Мебели вокруг меня было не много: несколько больших шкафов красного дерева, плетеные столы и кресла, скамейки, крытые кожей, и несколько картин с охотничьими видами; но на шкафах, столах, над картинами, словом везде, красовались чучела птиц, застывших в драматических позах, с медными дощечками, на которых были выгравированы надписи вроде следующей:
Королевская цапля,
убитая
господином Теодюлем Леша,
владельцем имения Вопердю,
на собственных лугах Вальдьё
25-го сентября 1880 года.
Я успел также заметить на полу, у подножия большого зеркала, в мраморной жардиньерке целую груду всевозможной дряни: тут были туфли, деревянные башмаки, резиновые калоши…
Леша не замедлил появиться в сопровождении своей супруги. Это была маленькая, жирная, улыбающаяся особа, которая скорее катилась, чем шла. В глазах её светились ум и искренность, а над громадным чепцом возвышался пук цветов; широкие завязки этого же чепца трепетали на её плечах как крылья.

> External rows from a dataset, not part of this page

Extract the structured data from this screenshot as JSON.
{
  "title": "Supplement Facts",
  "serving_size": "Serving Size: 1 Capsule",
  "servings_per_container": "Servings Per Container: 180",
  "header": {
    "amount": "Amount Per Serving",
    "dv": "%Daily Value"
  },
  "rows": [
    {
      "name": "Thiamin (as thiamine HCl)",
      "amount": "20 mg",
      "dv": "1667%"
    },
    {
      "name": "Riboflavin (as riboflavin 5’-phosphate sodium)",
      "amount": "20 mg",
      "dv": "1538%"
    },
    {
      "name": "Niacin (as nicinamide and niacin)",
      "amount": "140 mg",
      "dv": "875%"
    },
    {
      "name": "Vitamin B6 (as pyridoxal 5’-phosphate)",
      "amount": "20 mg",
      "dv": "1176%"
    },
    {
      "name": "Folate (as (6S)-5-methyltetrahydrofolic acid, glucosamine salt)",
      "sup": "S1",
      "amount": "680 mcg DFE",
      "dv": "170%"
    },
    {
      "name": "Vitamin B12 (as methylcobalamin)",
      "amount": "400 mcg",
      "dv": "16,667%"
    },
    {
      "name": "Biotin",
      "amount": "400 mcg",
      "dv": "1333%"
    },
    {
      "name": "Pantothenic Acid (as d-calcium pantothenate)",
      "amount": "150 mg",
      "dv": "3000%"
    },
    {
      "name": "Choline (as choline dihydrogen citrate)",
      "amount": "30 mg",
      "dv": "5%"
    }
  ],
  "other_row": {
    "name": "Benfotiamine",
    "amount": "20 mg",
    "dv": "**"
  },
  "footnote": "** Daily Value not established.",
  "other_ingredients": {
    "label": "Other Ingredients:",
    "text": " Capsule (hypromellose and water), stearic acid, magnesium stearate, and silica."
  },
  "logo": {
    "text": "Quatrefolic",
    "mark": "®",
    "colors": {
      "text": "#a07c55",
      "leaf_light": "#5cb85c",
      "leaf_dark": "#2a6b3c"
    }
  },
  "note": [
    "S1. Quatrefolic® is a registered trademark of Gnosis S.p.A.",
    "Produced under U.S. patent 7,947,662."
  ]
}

Госпожа Леша сделала мне два реверанса и сказала несколько хрипловатым голосом:
— Вы очень, очень любезны, сударь, что согласились приехать к нам в гости… Уж я думаю, супруг мой наболтал вам с три короба всякой всячины; только, право, не следует обращать внимания на всё, что он говорит!.. Трудно найти большего болтуна и проказника… И это сильно вредит ему в глазах тех, кто мало его знает; между тем, в сущности, он уж не так плох, как кажется… Такая уж у него привычка болтать обо всем зря… Не знает, чего и придумать… Да, уж когда на него нападет, говорит, говорит… без устали…
Сам Леша в это время покачивал головой, пожимал плечами и подмигивал, желая дать мне понять, что не следует слушать вздор, который мелет его жена.
— А у вас прекрасное поместье, — сказал я госпоже Леша, желая изменить направление разговора.
Она тяжело вздохнула.
— Слишком уж оно, скажу вам, велико… Не могу я привыкнуть к этим громадным зданиям… в них того и гляди заблудишься. А каких денег всё это стоит!.. Вот Леша сам вздумал заниматься хозяйством, а ничего-то он по-людски не делает… Каждый день у него всё новые выдумки, паровые машины да разные новости!.. А деньги бегут да бегут, — каково это видеть… Я и сама знаю, что рожь нынче не продается… никому она не нужна, ну, и сеять значит невыгодно… А Леша и выдумай на место ржи рис сеять! Он говорить: «Растет же рис в Китае, почему бы ему и у нас не расти?» Ну, а он совсем и не взошел… И так во всем, как есть.
Вошел лакей.
— Ну что же, мой милый, завтрак-то подан? — спросила она и продолжала, обернувшись в мою сторону: — А вы, небось, проголодались, с утра ведь в дороге?.. Только у нас, знаете, по-деревенскому, разносолов никаких!.. Я нахожу, что богатство не резон для того, чтобы разматывать добро да есть трюфели… Идемте завтракать!.. Скажи-ка, Леша, гость наш пьет сидр?
— Конечно, пьет, — решительно заявил Леша и потащил меня в столовую, нашептывая на ухо:
— Не обращай внимания на хозяйку: она не знает обхождения; чего мне это стоит!..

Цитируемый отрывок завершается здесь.